Tema 677 no STJ: quem vota na fase final da modulação dos efeitos

Por: Antonio de Pádua Soubhie Nogueira

Como noticiou esta ConJur no último dia 26 de fevereiro [1], está ainda em discussão no Superior Tribunal de Justiça a questão da modulação da eficácia do acórdão objeto do Tema 677, sob rito de repetitivo, a respeito dos efeitos liberatórios do depósito (penhora) na execução.

De fato, em outubro de 2022, o STJ alterou subitamente sua jurisprudência, outrora pacificada, para passar a entender que um devedor, quando deposita (consigna, via penhora) o valor referente à dívida, no todo ou em parte, não fica mais liberado de pagar juros e correção monetária.

Passa então a se sujeitar às taxas previstas no título executivo, usualmente maiores que a remuneração do depósito judicial (REsp nº 1.820.963/SP, Corte Especial, m.v., j. 19/10/2022). Em razão desse overruling, começou-se a discutir no julgamento, portanto, se seria ou não o caso de modular os efeitos do novo precedente, para resguardar a jurisprudência anteriormente consolidada na corte, em prol dos princípios da segurança jurídica, da confiança legítima e da isonomia (e, também, da coisa julgada).

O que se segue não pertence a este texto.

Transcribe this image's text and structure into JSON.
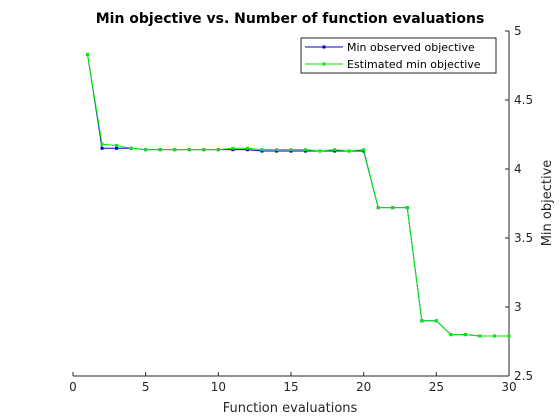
{
  "chart_data": {
    "type": "line",
    "title": "Min objective vs. Number of function evaluations",
    "xlabel": "Function evaluations",
    "ylabel": "Min objective",
    "xlim": [
      0,
      30
    ],
    "ylim": [
      2.5,
      5
    ],
    "x_ticks": [
      "0",
      "5",
      "10",
      "15",
      "20",
      "25",
      "30"
    ],
    "y_ticks": [
      "2.5",
      "3",
      "3.5",
      "4",
      "4.5",
      "5"
    ],
    "y_axis_side": "right",
    "grid": false,
    "legend_position": "top-right",
    "x": [
      1,
      2,
      3,
      4,
      5,
      6,
      7,
      8,
      9,
      10,
      11,
      12,
      13,
      14,
      15,
      16,
      17,
      18,
      19,
      20,
      21,
      22,
      23,
      24,
      25,
      26,
      27,
      28,
      29,
      30
    ],
    "series": [
      {
        "name": "Min observed objective",
        "color": "#0000cc",
        "values": [
          4.83,
          4.15,
          4.15,
          4.15,
          4.14,
          4.14,
          4.14,
          4.14,
          4.14,
          4.14,
          4.14,
          4.14,
          4.13,
          4.13,
          4.13,
          4.13,
          4.13,
          4.13,
          4.13,
          4.13,
          3.72,
          3.72,
          3.72,
          2.9,
          2.9,
          2.8,
          2.8,
          2.79,
          2.79,
          2.79
        ]
      },
      {
        "name": "Estimated min objective",
        "color": "#00ee00",
        "values": [
          4.83,
          4.18,
          4.17,
          4.15,
          4.14,
          4.14,
          4.14,
          4.14,
          4.14,
          4.14,
          4.15,
          4.15,
          4.14,
          4.14,
          4.14,
          4.14,
          4.13,
          4.14,
          4.13,
          4.14,
          3.72,
          3.72,
          3.72,
          2.9,
          2.9,
          2.8,
          2.8,
          2.79,
          2.79,
          2.79
        ]
      }
    ]
  }
}
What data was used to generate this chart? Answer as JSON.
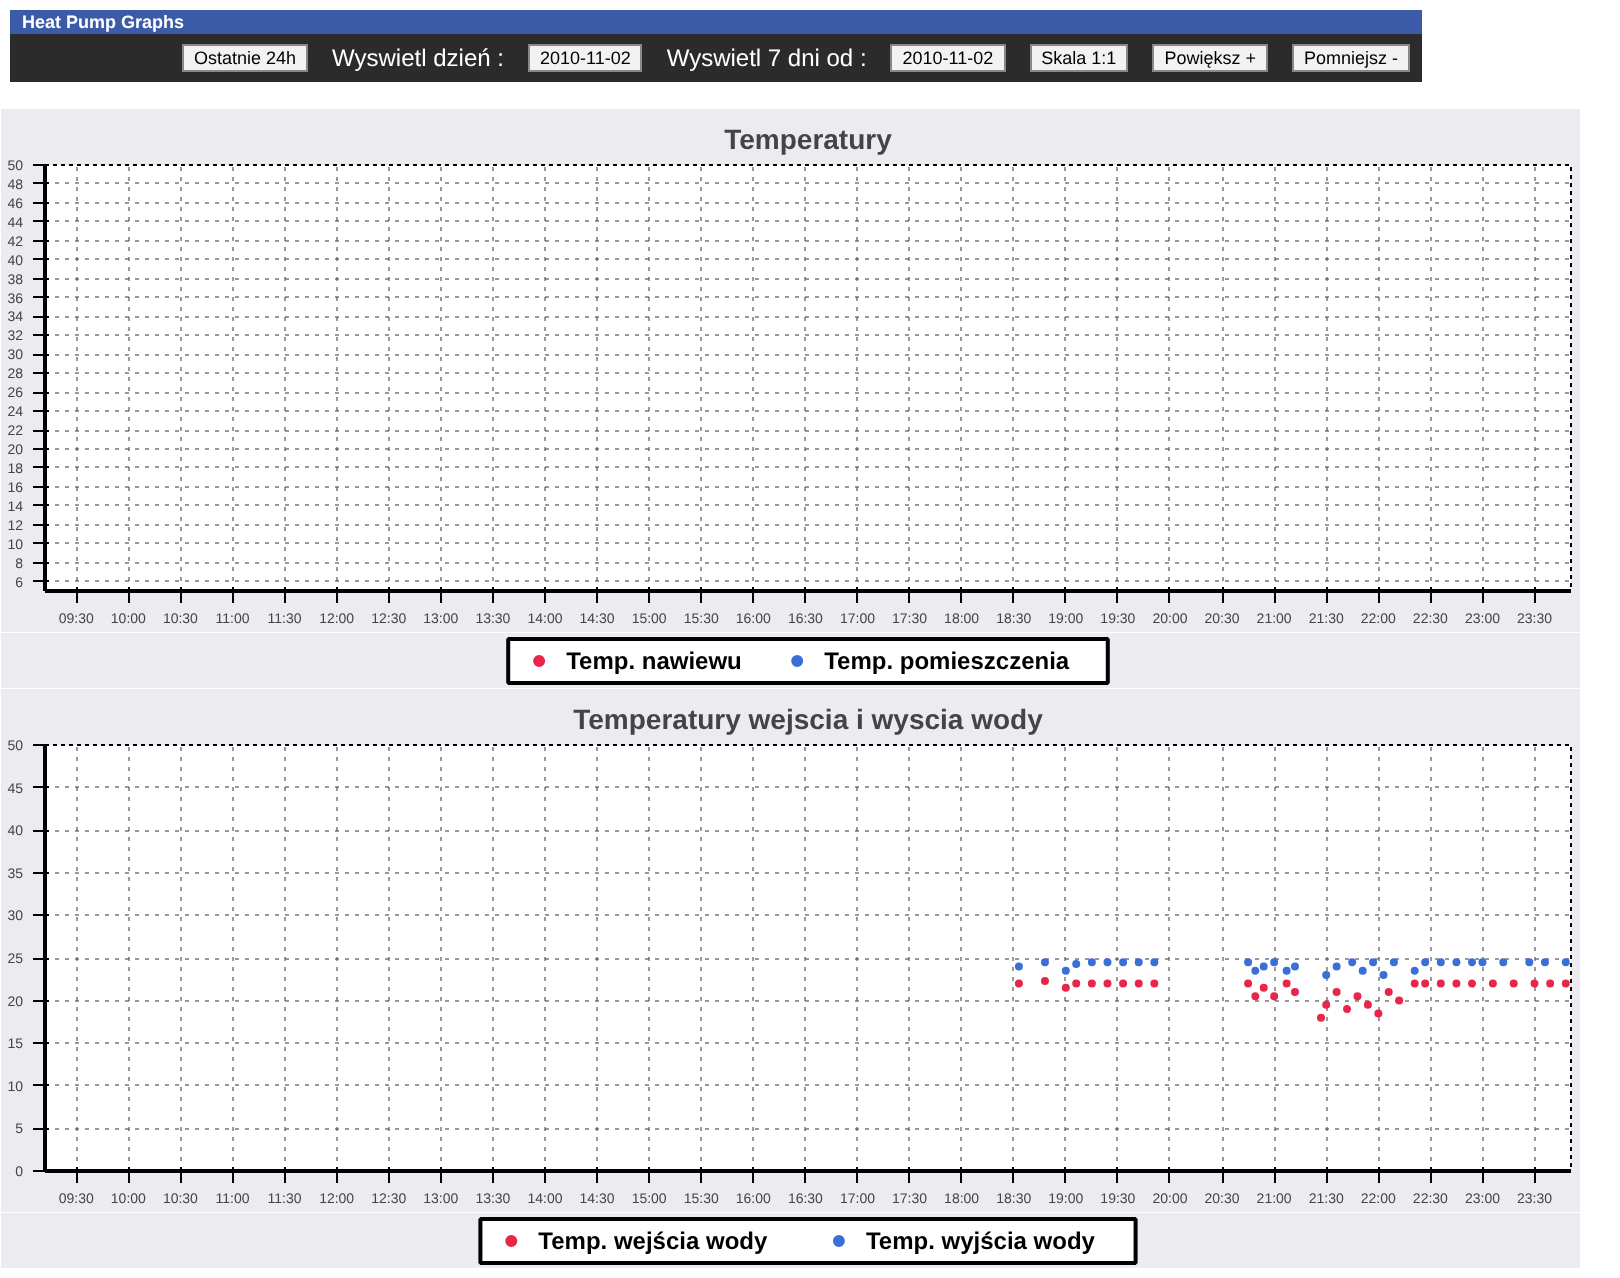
{
  "chart_data": [
    {
      "type": "scatter",
      "title": "Temperatury",
      "annotations": [
        "Heat Pump Graphs",
        "Ostatnie 24h",
        "Wyswietl dzień :",
        "2010-11-02",
        "Wyswietl 7 dni od :",
        "2010-11-02",
        "Skala 1:1",
        "Powiększ +",
        "Pomniejsz -"
      ],
      "categories": [
        "09:30",
        "10:00",
        "10:30",
        "11:00",
        "11:30",
        "12:00",
        "12:30",
        "13:00",
        "13:30",
        "14:00",
        "14:30",
        "15:00",
        "15:30",
        "16:00",
        "16:30",
        "17:00",
        "17:30",
        "18:00",
        "18:30",
        "19:00",
        "19:30",
        "20:00",
        "20:30",
        "21:00",
        "21:30",
        "22:00",
        "22:30",
        "23:00",
        "23:30"
      ],
      "ylim": [
        5,
        50
      ],
      "yticks": [
        6,
        8,
        10,
        12,
        14,
        16,
        18,
        20,
        22,
        24,
        26,
        28,
        30,
        32,
        34,
        36,
        38,
        40,
        42,
        44,
        46,
        48,
        50
      ],
      "grid": true,
      "legend": "bottom",
      "marker": "circle",
      "series": [
        {
          "name": "Temp. nawiewu",
          "color": "#e8254a",
          "values": [
            null,
            null,
            null,
            null,
            null,
            null,
            null,
            null,
            null,
            null,
            null,
            null,
            null,
            null,
            null,
            null,
            null,
            null,
            null,
            null,
            null,
            null,
            null,
            null,
            null,
            null,
            null,
            null,
            null
          ]
        },
        {
          "name": "Temp. pomieszczenia",
          "color": "#3a6fd8",
          "values": [
            null,
            null,
            null,
            null,
            null,
            null,
            null,
            null,
            null,
            null,
            null,
            null,
            null,
            null,
            null,
            null,
            null,
            null,
            null,
            null,
            null,
            null,
            null,
            null,
            null,
            null,
            null,
            null,
            null
          ]
        }
      ]
    },
    {
      "type": "scatter",
      "title": "Temperatury wejscia i wyscia wody",
      "xlim": [
        9.2,
        23.85
      ],
      "ylim": [
        0,
        50
      ],
      "xticks": [
        {
          "value": 9.5,
          "label": "09:30"
        },
        {
          "value": 10,
          "label": "10:00"
        },
        {
          "value": 10.5,
          "label": "10:30"
        },
        {
          "value": 11,
          "label": "11:00"
        },
        {
          "value": 11.5,
          "label": "11:30"
        },
        {
          "value": 12,
          "label": "12:00"
        },
        {
          "value": 12.5,
          "label": "12:30"
        },
        {
          "value": 13,
          "label": "13:00"
        },
        {
          "value": 13.5,
          "label": "13:30"
        },
        {
          "value": 14,
          "label": "14:00"
        },
        {
          "value": 14.5,
          "label": "14:30"
        },
        {
          "value": 15,
          "label": "15:00"
        },
        {
          "value": 15.5,
          "label": "15:30"
        },
        {
          "value": 16,
          "label": "16:00"
        },
        {
          "value": 16.5,
          "label": "16:30"
        },
        {
          "value": 17,
          "label": "17:00"
        },
        {
          "value": 17.5,
          "label": "17:30"
        },
        {
          "value": 18,
          "label": "18:00"
        },
        {
          "value": 18.5,
          "label": "18:30"
        },
        {
          "value": 19,
          "label": "19:00"
        },
        {
          "value": 19.5,
          "label": "19:30"
        },
        {
          "value": 20,
          "label": "20:00"
        },
        {
          "value": 20.5,
          "label": "20:30"
        },
        {
          "value": 21,
          "label": "21:00"
        },
        {
          "value": 21.5,
          "label": "21:30"
        },
        {
          "value": 22,
          "label": "22:00"
        },
        {
          "value": 22.5,
          "label": "22:30"
        },
        {
          "value": 23,
          "label": "23:00"
        },
        {
          "value": 23.5,
          "label": "23:30"
        }
      ],
      "yticks": [
        0,
        5,
        10,
        15,
        20,
        25,
        30,
        35,
        40,
        45,
        50
      ],
      "grid": true,
      "legend": "bottom",
      "marker": "circle",
      "series": [
        {
          "name": "Temp. wejścia wody",
          "color": "#e8254a",
          "x": [
            18.55,
            18.8,
            19.0,
            19.1,
            19.25,
            19.4,
            19.55,
            19.7,
            19.85,
            20.75,
            20.82,
            20.9,
            21.0,
            21.12,
            21.2,
            21.45,
            21.5,
            21.6,
            21.7,
            21.8,
            21.9,
            22.0,
            22.1,
            22.2,
            22.35,
            22.45,
            22.6,
            22.75,
            22.9,
            23.1,
            23.3,
            23.5,
            23.65,
            23.8
          ],
          "values": [
            22,
            22.3,
            21.5,
            22,
            22,
            22,
            22,
            22,
            22,
            22,
            20.5,
            21.5,
            20.5,
            22,
            21,
            18,
            19.5,
            21,
            19,
            20.5,
            19.5,
            18.5,
            21,
            20,
            22,
            22,
            22,
            22,
            22,
            22,
            22,
            22,
            22,
            22
          ]
        },
        {
          "name": "Temp. wyjścia wody",
          "color": "#3a6fd8",
          "x": [
            18.55,
            18.8,
            19.0,
            19.1,
            19.25,
            19.4,
            19.55,
            19.7,
            19.85,
            20.75,
            20.82,
            20.9,
            21.0,
            21.12,
            21.2,
            21.5,
            21.6,
            21.75,
            21.85,
            21.95,
            22.05,
            22.15,
            22.35,
            22.45,
            22.6,
            22.75,
            22.9,
            23.0,
            23.2,
            23.45,
            23.6,
            23.8
          ],
          "values": [
            24,
            24.5,
            23.5,
            24.3,
            24.5,
            24.5,
            24.5,
            24.5,
            24.5,
            24.5,
            23.5,
            24,
            24.5,
            23.5,
            24,
            23,
            24,
            24.5,
            23.5,
            24.5,
            23,
            24.5,
            23.5,
            24.5,
            24.5,
            24.5,
            24.5,
            24.5,
            24.5,
            24.5,
            24.5,
            24.5
          ]
        }
      ]
    }
  ]
}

Afinal, muitos devedores, acreditando na sólida orientação jurisprudencial do STJ, pautaram suas ações na certeza de que, depositando o valor na execução, não teriam ônus adicionais se restassem vencidos em seus embargos.

Sucede que, superada a discussão a respeito do mérito pela Corte Especial (a favor do overruling), o tema a respeito da modulação passou a ser apreciado apenas pelos ministros vencedores, isto é, aqueles deram pelo provimento do recurso especial, excluídos do quórum (de deliberação) os ministros vencidos, que propunham a ratificação da tese jurisprudencial há décadas consolidada na corte [2]; estes, então, não puderam se manifestar (votar) sobre o grau de eficácia do novo precedente [3].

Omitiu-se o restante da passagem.